Fakty i mity na temat strzeżonych osiedli
Zastodowanie geowłókniny daje Ci gwarancję jakości https://tumieszkamy.pl/zarzadzanie-nieruchomosciami-torun
Strzeżone osiedla mieszkaniowe mają zarówno wiele wad, jak i zalet. Bezpieczeństwo to chyba ich największy atut, chociaż przeciwnicy strzeżonych osiedli zarzucają, że i tutaj nie można w pełni liczyć na ochronę swojego dobytku.
Kolejny zarzut wiąże się z elitarnością tych osiedli i zamykaniem się przed światem, poprzez tworzenie sztucznych barier. Natomiast zwolennicy uważają, że żyjemy przecież w realnym świecie poza osiedlami, więc poprzez samo mieszkanie za bramką nie zamkniemy się na świat i nie staniemy się bardziej samotni.
Dlatego eksperci próbują wyjaśniać te wątpliwości i obalać mity na temat takich osiedli. Niestety, trudno znaleźć jakiekolwiek statystyki mówiące o bezpieczeństwie takich osiedli, wydaje się jednak oczywiste, że ochrona i monitoring odstraszają potencjalnych złodziei i wandali.

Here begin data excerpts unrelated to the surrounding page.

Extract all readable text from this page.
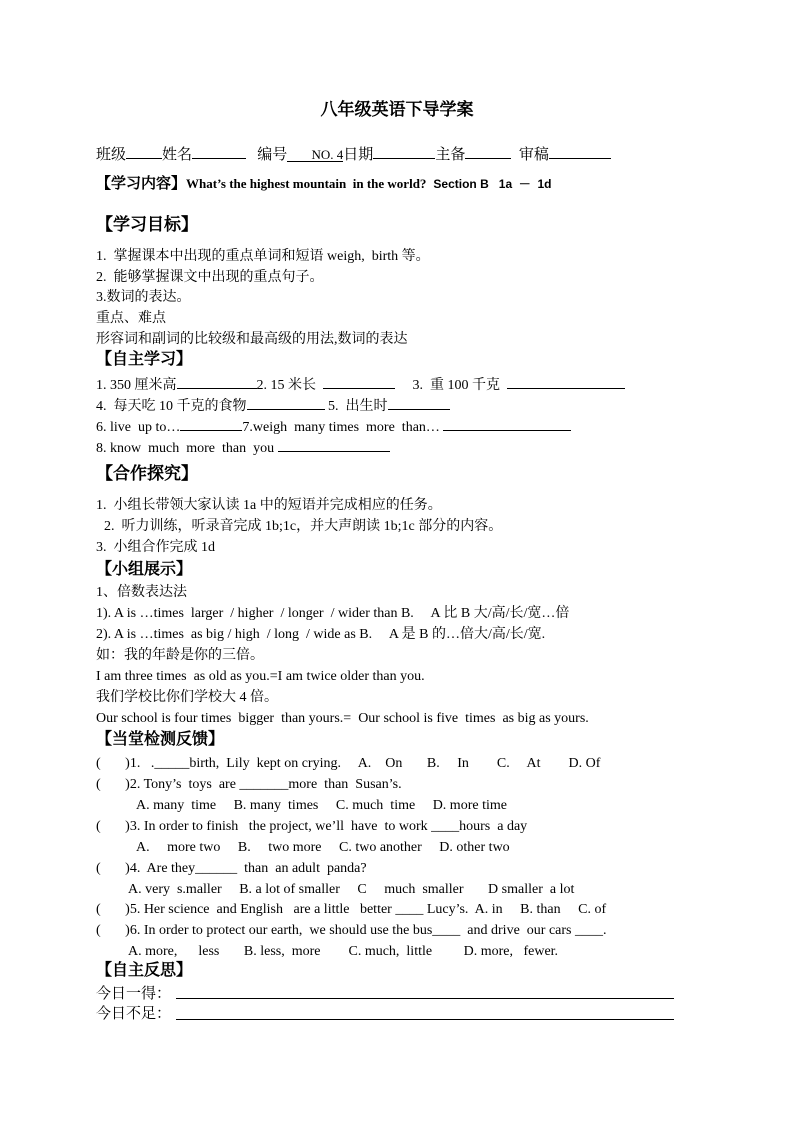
八年级英语下导学案
班级 姓名	编号 NO. 4日期	主备	审稿
【学习内容】What’s the highest mountain  in the world? Section B   1a  －  1d
【学习目标】
1.  掌握课本中出现的重点单词和短语 weigh,  birth 等。
2.  能够掌握课文中出现的重点句子。
3.数词的表达。
重点、难点
形容词和副词的比较级和最高级的用法,数词的表达
【自主学习】
1. 350 厘米高	2. 15 米长	3.  重 100 千克
4.  每天吃 10 千克的食物	5.  出生时
6. live  up to…	7.weigh  many times  more  than…
8. know  much  more  than  you
【合作探究】
1.  小组长带领大家认读 1a 中的短语并完成相应的任务。
2.  听力训练，听录音完成 1b;1c，并大声朗读 1b;1c 部分的内容。
3.  小组合作完成 1d
【小组展示】
1、倍数表达法
1). A is …times  larger  / higher  / longer  / wider than B.     A 比 B 大/高/长/宽…倍
2). A is …times  as big / high  / long  / wide as B.     A 是 B 的…倍大/高/长/宽.
如：我的年龄是你的三倍。
I am three times  as old as you.=I am twice older than you.
我们学校比你们学校大 4 倍。
Our school is four times  bigger  than yours.=  Our school is five  times  as big as yours.
【当堂检测反馈】
(       )1.   ._____birth,  Lily  kept on crying.     A.    On       B.     In        C.     At        D. Of
(       )2. Tony’s  toys  are _______more  than  Susan’s.
A. many  time     B. many  times     C. much  time     D. more time
(       )3. In order to finish   the project, we’ll  have  to work ____hours  a day
A.     more two     B.     two more     C. two another     D. other two
(       )4.  Are they______  than  an adult  panda?
A. very  s.maller     B. a lot of smaller     C     much  smaller       D smaller  a lot
(       )5. Her science  and English   are a little   better ____ Lucy’s.  A. in     B. than     C. of
(       )6. In order to protect our earth,  we should use the bus____  and drive  our cars ____.
A. more,      less       B. less,  more        C. much,  little         D. more,   fewer.
【自主反思】
今日一得：
今日不足：
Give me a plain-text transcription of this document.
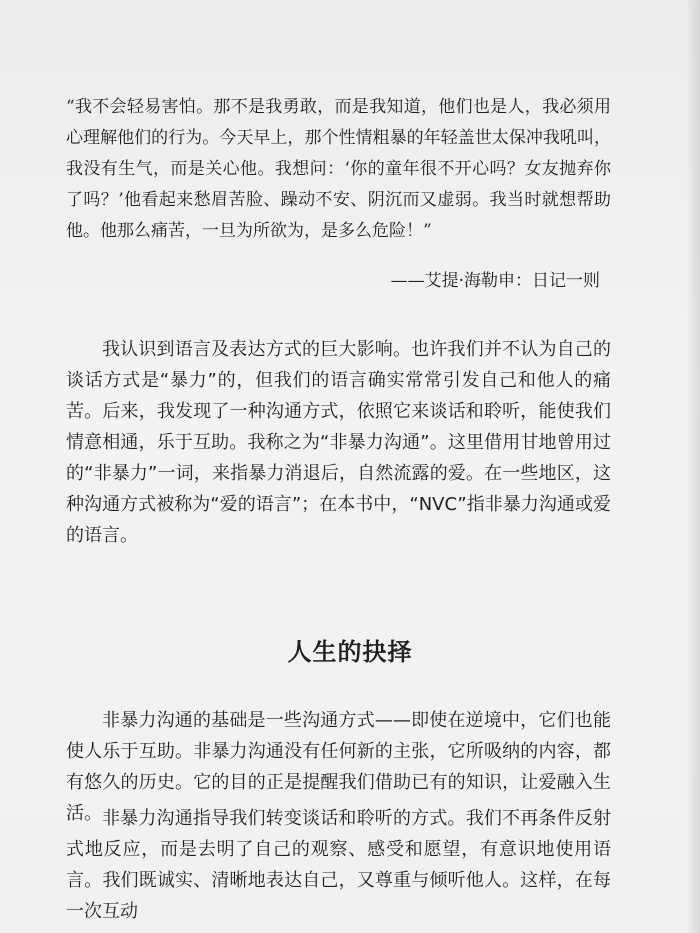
“我不会轻易害怕。那不是我勇敢，而是我知道，他们也是人，我必须用心理解他们的行为。今天早上，那个性情粗暴的年轻盖世太保冲我吼叫，我没有生气，而是关心他。我想问：‘你的童年很不开心吗？女友抛弃你了吗？’他看起来愁眉苦脸、躁动不安、阴沉而又虚弱。我当时就想帮助他。他那么痛苦，一旦为所欲为，是多么危险！”

——艾提·海勒申：日记一则

我认识到语言及表达方式的巨大影响。也许我们并不认为自己的谈话方式是“暴力”的，但我们的语言确实常常引发自己和他人的痛苦。后来，我发现了一种沟通方式，依照它来谈话和聆听，能使我们情意相通，乐于互助。我称之为“非暴力沟通”。这里借用甘地曾用过的“非暴力”一词，来指暴力消退后，自然流露的爱。在一些地区，这种沟通方式被称为“爱的语言”；在本书中，“NVC”指非暴力沟通或爱的语言。

人生的抉择

非暴力沟通的基础是一些沟通方式——即使在逆境中，它们也能使人乐于互助。非暴力沟通没有任何新的主张，它所吸纳的内容，都有悠久的历史。它的目的正是提醒我们借助已有的知识，让爱融入生活。 非暴力沟通指导我们转变谈话和聆听的方式。我们不再条件反射式地反应，而是去明了自己的观察、感受和愿望，有意识地使用语言。我们既诚实、清晰地表达自己，又尊重与倾听他人。这样，在每一次互动
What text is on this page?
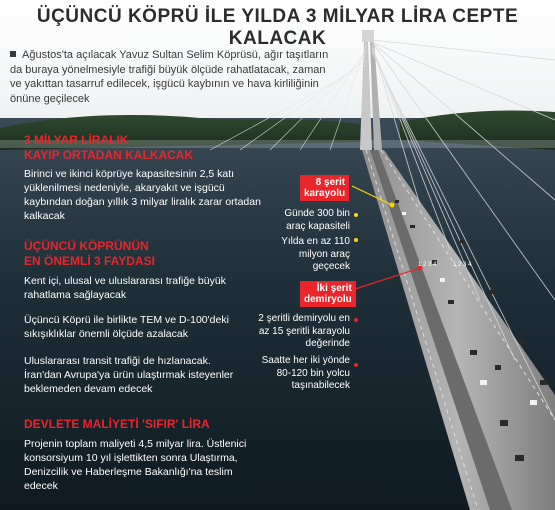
ÜÇÜNCÜ KÖPRÜ İLE YILDA 3 MİLYAR LİRA CEPTE KALACAK
Ağustos'ta açılacak Yavuz Sultan Selim Köprüsü, ağır taşıtların da buraya yönelmesiyle trafiği büyük ölçüde rahatlatacak, zaman ve yakıttan tasarruf edilecek, işgücü kaybının ve hava kirliliğinin önüne geçilecek
3 MİLYAR LİRALIK
KAYIP ORTADAN KALKACAK
Birinci ve ikinci köprüye kapasitesinin 2,5 katı yüklenilmesi nedeniyle, akaryakıt ve işgücü kaybından doğan yıllık 3 milyar liralık zarar ortadan kalkacak
ÜÇÜNCÜ KÖPRÜNÜN
EN ÖNEMLİ 3 FAYDASI
Kent içi, ulusal ve uluslararası trafiğe büyük rahatlama sağlayacak
Üçüncü Köprü ile birlikte TEM ve D-100'deki sıkışıklıklar önemli ölçüde azalacak
Uluslararası transit trafiği de hızlanacak. İran'dan Avrupa'ya ürün ulaştırmak isteyenler beklemeden devam edecek
DEVLETE MALİYETİ 'SIFIR' LİRA
Projenin toplam maliyeti 4,5 milyar lira. Üstlenici konsorsiyum 10 yıl işlettikten sonra Ulaştırma, Denizcilik ve Haberleşme Bakanlığı'na teslim edecek
8 şerit
karayolu
Günde 300 bin araç kapasiteli
Yılda en az 110 milyon araç geçecek
İki şerit
demiryolu
2 şeritli demiryolu en az 15 şeritli karayolu değerinde
Saatte her iki yönde 80-120 bin yolcu taşınabilecek
1 2 3 4          1 2 3 4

cristalpark.eu/oferta/luksusowe-apartamenty-warszawa
Poziom wandalizmu jest jednak – podobno – dużo mniejszy niż na osiedlach niestrzeżonych, młodzież z tak zwanych złych środowisk nie ma tam często wstępu, a ochrona powinna złapać, chociażby potencjalnych graficiarzy. W ochronie jednak często zatrudniani są emeryci, studenci, czy osoby z grupą inwalidzką! Można więc kwestionować ich szybką reakcję i skuteczność.
Monitoring oczywiście może pomóc chwycić złodzieja, a na pewno odstraszy nieprofesjonalistów, jednak gdy ktoś planuje poważne włamanie żadna kamera nie uratują naszego majątku. Jest też utrudniony wstęp osób spoza osiedla, nie znających kodu, czy nie mających karty, możemy więc z lżejszym sercem wypuszczać dzieci na place zabaw.
I to niewątpliwie duży atut takich osiedli.